A cette occasion, le Général Zhang Qinsheng, 64 ans, membre du Comité Central, ancien commandant de la région militaire de Canton, n°2 de l’Etat-major général, responsable de l’instruction et des opérations, promu trois étoiles en 2010, aurait « sous l’empire de la boisson », violemment apostrophé le Secrétaire Général, l’accusant de vouloir, par le truchement des promotions de juillet, lui barrer la route de la CMC. Dans sa colère, il aurait même bousculé un autre général qui répondait au toast du n°1 du Parti.

Selon plusieurs témoins, dont les comptes-rendus ont été rapportés par un article du New-York Times du 7 août 2012, Hu Jintao aurait quitté le banquet, « écœuré ».

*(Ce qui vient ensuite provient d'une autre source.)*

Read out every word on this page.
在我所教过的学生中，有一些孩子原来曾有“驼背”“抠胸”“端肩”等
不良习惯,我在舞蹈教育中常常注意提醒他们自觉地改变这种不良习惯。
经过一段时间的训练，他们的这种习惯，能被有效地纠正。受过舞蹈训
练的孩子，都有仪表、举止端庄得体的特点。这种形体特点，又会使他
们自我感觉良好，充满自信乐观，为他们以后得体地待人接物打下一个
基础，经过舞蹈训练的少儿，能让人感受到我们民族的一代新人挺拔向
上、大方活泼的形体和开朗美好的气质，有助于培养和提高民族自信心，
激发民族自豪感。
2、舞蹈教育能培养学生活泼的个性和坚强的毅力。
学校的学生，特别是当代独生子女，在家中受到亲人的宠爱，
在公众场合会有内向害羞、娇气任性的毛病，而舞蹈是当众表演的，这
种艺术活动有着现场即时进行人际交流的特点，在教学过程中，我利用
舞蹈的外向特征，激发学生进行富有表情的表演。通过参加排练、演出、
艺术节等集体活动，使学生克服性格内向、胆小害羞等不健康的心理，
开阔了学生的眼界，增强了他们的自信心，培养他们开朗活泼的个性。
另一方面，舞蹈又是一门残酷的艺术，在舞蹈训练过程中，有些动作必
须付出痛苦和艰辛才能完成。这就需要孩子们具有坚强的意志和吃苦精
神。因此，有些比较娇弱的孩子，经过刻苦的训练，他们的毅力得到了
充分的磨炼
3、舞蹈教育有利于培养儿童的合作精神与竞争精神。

On ne saura peut-être jamais les vraies raisons du coup de sang du n°2 de l’Etat-major général, dont la rumeur court qu’il aurait été rappelé à l’ordre au printemps 2012 par le secrétaire général, précisément pour s’être fait l’avocat de la séparation entre l’Armée et le Parti.

Cette tension s’ajoute à celles liées aux attaques directes et très virulentes contre la corruption lancées par général Liu Yuan, fils de l’ancien président Liu Shaoqi qui ont secoué la haute direction militaire en 2011 et 2012, et dont les idées politiques antioccidentales prennent le contre pied de celles du Général Liu Yazhou.

Enfin on peut se demander si l’APL restera indéfiniment et sans sourciller le garant du Parti, dans un contexte où la situation politique devient à la fois insaisissable et heurtée.

Il est vrai que l’armée figure parmi les bastions les plus conservateurs du régime, d’abord parce qu’elle est le garant ultime du magistère du Parti, dont certains militaires estiment qu’il pourrait être menacé par des réformes politiques, ensuite parce que la Commission Militaire Centrale, elle-même traversée par un tissu de connexions affairistes corrompues liées au complexe militaro industriel, n’est pas prête à remettre en cause l’essence de son pouvoir économique et politique, qui se nourrit en partie des prébendes attachés à la maîtrise des hautes technologie, toutes contrôlées par l’armée.

Mais les rapports de forces ne sont jamais immuables. Même si les nouveaux venus n’ont que très peu de chances d’intégrer la CMC, l’arrivée dans les parages des plus hautes strates du pouvoir militaire de personnalités aussi extraverties, déterminées et prolixes que les généraux Liu Yuan et Liu Yazhou pourrait bien signaler que les plaques tectoniques des anciennes féodalités sont en train de bouger.